Wherever you look there is hustle and bustle, and the noise of planing, hammering and plastering. In between tents and wooden huts, which were put up in quickly after the tsunami and which have housed many people for the last eleven months, new houses are growing. Thirty new homes have already been completed and equipped, and dwellers have already moved in.

Rusli, Siti and Chairil were lucky; their house was one of the first to be completed. Rusli and Siti are another young couple. Rusli was a widower when he met young widow Siti and took her as his second wife six months ago. Only Chairil, one of Rusli's five children, survived the sea surge; Siti lost all of her four children. Tears run down her cheeks when she talks about what happened with a whispering voice. Life goes on, she says, and she is grateful for the pretty new home and for the son her husband has brought into their marriage. Siti has high hopes. She would like to make use of a loan provided by SOS Children's Villages to open a small shop where she wants to sell oil, rice and household goods. Siti wants to make her own money and wants to be independent.
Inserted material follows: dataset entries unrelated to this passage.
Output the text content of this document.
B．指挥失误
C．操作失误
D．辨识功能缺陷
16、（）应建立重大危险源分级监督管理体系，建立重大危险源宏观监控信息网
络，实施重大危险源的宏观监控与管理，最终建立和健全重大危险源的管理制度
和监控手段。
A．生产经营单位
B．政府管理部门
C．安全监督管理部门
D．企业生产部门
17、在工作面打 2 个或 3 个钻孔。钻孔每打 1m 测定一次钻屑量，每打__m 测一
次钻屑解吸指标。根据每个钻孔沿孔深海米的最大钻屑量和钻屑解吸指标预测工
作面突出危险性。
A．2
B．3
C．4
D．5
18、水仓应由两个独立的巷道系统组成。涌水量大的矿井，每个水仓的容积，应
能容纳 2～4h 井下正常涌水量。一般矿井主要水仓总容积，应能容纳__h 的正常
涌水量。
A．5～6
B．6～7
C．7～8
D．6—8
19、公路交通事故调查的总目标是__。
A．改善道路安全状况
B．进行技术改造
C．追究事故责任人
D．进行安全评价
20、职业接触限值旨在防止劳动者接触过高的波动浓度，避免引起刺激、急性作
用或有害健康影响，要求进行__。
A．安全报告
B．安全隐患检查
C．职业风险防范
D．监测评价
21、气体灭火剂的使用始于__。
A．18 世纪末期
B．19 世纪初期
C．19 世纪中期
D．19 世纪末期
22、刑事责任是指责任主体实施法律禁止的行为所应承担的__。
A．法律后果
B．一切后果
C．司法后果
What is it that drives people who have lived through such a tragedy like that of December last year, to move on? What is it that gives Yusdiana and Saleh, Rusli and Siti the courage to take a chance on life and love again? How can we help those who are not so strong and courageous?

Reconstruction of destroyed homes is top priority there; still, finding your way back to a normal life requires more than a roof over your head. The people of Lambada Lhok need work as a cure for their souls; work distracts them from what they have endured, and helps them break the barrier of numbness that put a spell on so many of them. However, work is scarce there. Washing away the fishing boats, shops and restaurants, the waves also wiped out the people's sources of income. Experts agree on the fact that it will take at least another two years until Aceh's infrastructure has fully recovered. The trail of destruction left by the tsunami will take a long time to put right.

In Lambada Lhok, a women's initiative fights the numbness. At the "SOS Ladies Club", women from the village regularly meet; they cook and bake biscuits and sell them for a small profit. They elected Yusdiana as their spokeswoman and Yusdiana is strongly committed to fighting for the interests of women. SOS Children's Villages has provided the men from the village with two fishing boats. Together and without fear they once more set out onto the sea that has been feeding them for generations.

Yusdiana slips into her tent. Upon returning she is wearing a lilac dress and the traditional headgear. She wants to look pretty for the picture that will show her with Saleh in their future home. The strongest quake in the history of mankind had brought grief and destruction to Lambada Lhok, but life and love have returned to this place.